Wann muss der Bischof von Limburg den Hut nehmen? Mit großem Tremolo wird sein Rücktritt verlangt - selbst von Heribert Prantl, dem Chefredakteur der „Süddeutschen“, der sich im Fall Wulff noch gegen solchen medialen Hochmut wandte.

          Die Neigung, in unübersichtlichen Situationen aktionistisch zu handeln, den Knoten mit einem Schlag zu zerhauen, ohne umständlich zu gewichten – diese Ich-Schwäche nennt man in der Verhaltensökonomie action bias, eine typische Abweichung vom rationalen Handlungskalkül.
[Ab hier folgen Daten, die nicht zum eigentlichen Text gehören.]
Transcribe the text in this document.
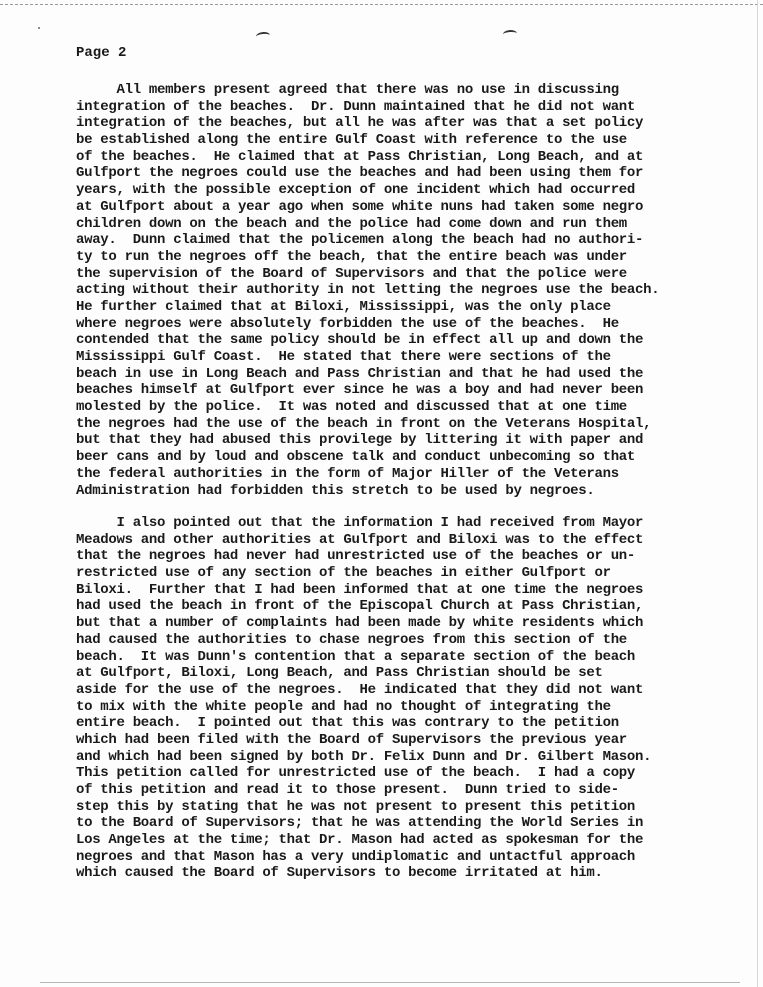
Page 2
All members present agreed that there was no use in discussing
integration of the beaches.  Dr. Dunn maintained that he did not want
integration of the beaches, but all he was after was that a set policy
be established along the entire Gulf Coast with reference to the use
of the beaches.  He claimed that at Pass Christian, Long Beach, and at
Gulfport the negroes could use the beaches and had been using them for
years, with the possible exception of one incident which had occurred
at Gulfport about a year ago when some white nuns had taken some negro
children down on the beach and the police had come down and run them
away.  Dunn claimed that the policemen along the beach had no authori-
ty to run the negroes off the beach, that the entire beach was under
the supervision of the Board of Supervisors and that the police were
acting without their authority in not letting the negroes use the beach.
He further claimed that at Biloxi, Mississippi, was the only place
where negroes were absolutely forbidden the use of the beaches.  He
contended that the same policy should be in effect all up and down the
Mississippi Gulf Coast.  He stated that there were sections of the
beach in use in Long Beach and Pass Christian and that he had used the
beaches himself at Gulfport ever since he was a boy and had never been
molested by the police.  It was noted and discussed that at one time
the negroes had the use of the beach in front on the Veterans Hospital,
but that they had abused this provilege by littering it with paper and
beer cans and by loud and obscene talk and conduct unbecoming so that
the federal authorities in the form of Major Hiller of the Veterans
Administration had forbidden this stretch to be used by negroes.
I also pointed out that the information I had received from Mayor
Meadows and other authorities at Gulfport and Biloxi was to the effect
that the negroes had never had unrestricted use of the beaches or un-
restricted use of any section of the beaches in either Gulfport or
Biloxi.  Further that I had been informed that at one time the negroes
had used the beach in front of the Episcopal Church at Pass Christian,
but that a number of complaints had been made by white residents which
had caused the authorities to chase negroes from this section of the
beach.  It was Dunn's contention that a separate section of the beach
at Gulfport, Biloxi, Long Beach, and Pass Christian should be set
aside for the use of the negroes.  He indicated that they did not want
to mix with the white people and had no thought of integrating the
entire beach.  I pointed out that this was contrary to the petition
which had been filed with the Board of Supervisors the previous year
and which had been signed by both Dr. Felix Dunn and Dr. Gilbert Mason.
This petition called for unrestricted use of the beach.  I had a copy
of this petition and read it to those present.  Dunn tried to side-
step this by stating that he was not present to present this petition
to the Board of Supervisors; that he was attending the World Series in
Los Angeles at the time; that Dr. Mason had acted as spokesman for the
negroes and that Mason has a very undiplomatic and untactful approach
which caused the Board of Supervisors to become irritated at him.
          Gegen die mediale action bias in Sachen Wulff, gegen das Tremolo der Rücktrittsforderungen, schrieb Heribert Prantl einst in der „Süddeutschen Zeitung“: „Mit ihrer Verbissenheit aber entzieht sich die Kritik ihre eigene Legitimität: Es ist nicht die Aufgabe der Medien, einen Rücktritt zu erzwingen. Ein Rücktritt ist nicht die den Medien zustehende Bestätigung und Belohnung für die Aufdeckung einer Affäre. Und das Ausbleiben des heftig geforderten Rücktritts ist nicht etwa ein Angriff auf die Pressefreiheit.“

          Nun ist die apodiktische Formulierung eines Kriteriums natürlich noch kein Maßstab für dessen Dauer. Je nach Stimmungslage ist ein Umdenken geboten. Am Sonntagabend setzte sich Prantl zu Günther Jauch in die Talkshow und forderte mit nachgerade pfingstlicher Gebärde den Rücktritt des Limburger Bischofs: „Ein solcher Mann kann nicht im Amt bleiben.“ Wobei der Mann ja tatsächlich nicht im Amt bleiben kann, wenn jeder sagt, er könne nicht im Amt bleiben. Dann fehlt es ihm nämlich an Akzeptanz, ganz unabhängig davon, wie eine sorgfältige Prüfung der umstrittenen Entscheidungsverläufe, die jetzt ansteht, ausfallen mag.

          Auch der Papst wirft Nebelkerzen

          Akzeptanz ist zuvörderst ein Stimmungsbegriff, weniger ein rechtlicher oder moralischer Normgehalt, wobei im Ernst kaum noch jemand mit dem Verbleib des Bischofs in Limburg rechnen dürfte. Die Stimmung, gegen die nicht regiert werden kann, nährt sich gleichermaßen von tatsächlichem Fehlverhalten und Suggestionen, von Garem und Halbgarem; beunruhigend wird es erst, wenn eine Phase erreicht ist, in der die Hüllen fallen, jeder alles behaupten darf und selbst physiognomische Mutmaßungen sowie Krankheitsbehauptungen als Argumente durchgehen.

          Unfreiwillig wirft, nebenbei gesagt, auch der Papst Nebelkerzen, wenn er Gesten inszeniert, die ihn nichts kosten, aber ohne die gebotene weitere Erklärung dem Missverständnis Vorschub leisten, die franziskanische Spiritualität sei die Richtschnur für alle Christen – nach dem Motto: Jesuslatschen und R 4 für jedermann! Das wäre dann eine Armut, die mit der Säkularität erkennbar auch den guten Geschmack verrät.